Since its founding in 2001 as a society, VICO has commissioned and performed almost 100 pieces (small- and large-scale), said Denburg, noting that there are several ways a piece gets commissioned. One way is to apply to the Canada Council “to raise funds to commission a significant new work from a particular composer.”
As well, he said, VICO holds workshops for established composers wanting to learn about writing for non-Western instruments and workshops and classes for young student composers. The established composers will create pieces using “smaller forces, perhaps one non-Western instrument with a string quartet,” while the students “are encouraged to write for small combinations of instruments, and have their pieces premièred as part of a recital; such was the case recently at our inaugural Summer Academy (June 26-July 1),” said Denburg. “Finally, directors of the VICO, in collaboration with interested composers, decide to commission a new work directly.

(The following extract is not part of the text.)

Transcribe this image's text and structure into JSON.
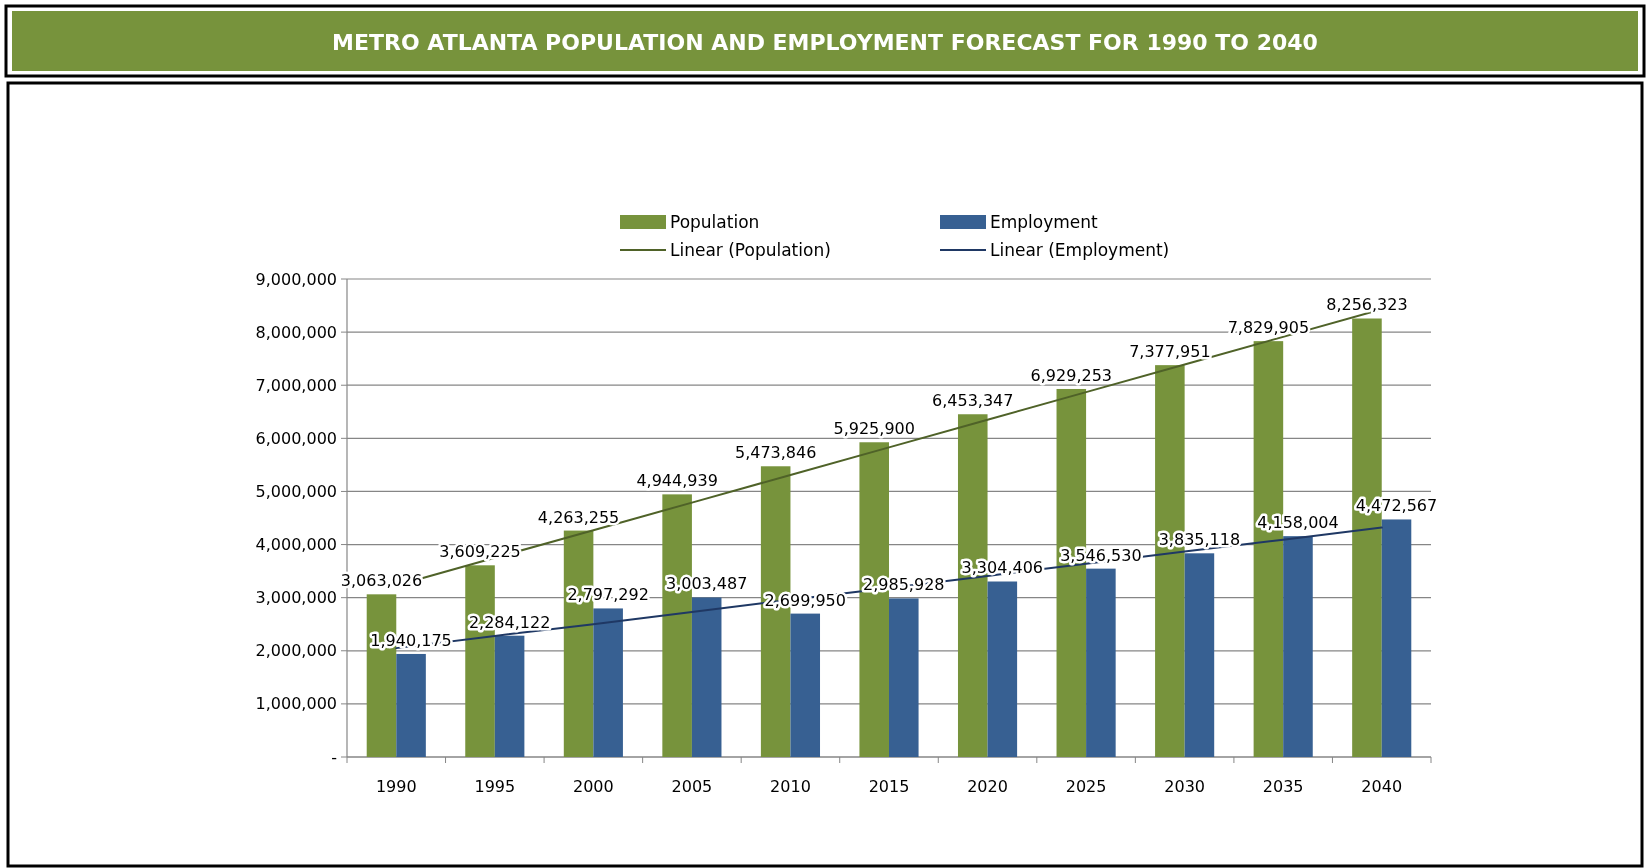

“The decision to commission a particular composer, in a particular style, is made once the main theme of a concert or a festival project is established. For example, we recently held a festival called Hands On (June 6-11), a series of concerts featuring percussion and drums from all over the world. It included many melodic instruments as well, and composers were sought out to write for the combinations of instruments at our disposal. When we include both large and small commissions, our recent festival, Hands On, and the Summer Academy brought about the creation of 12 to 15 new works.”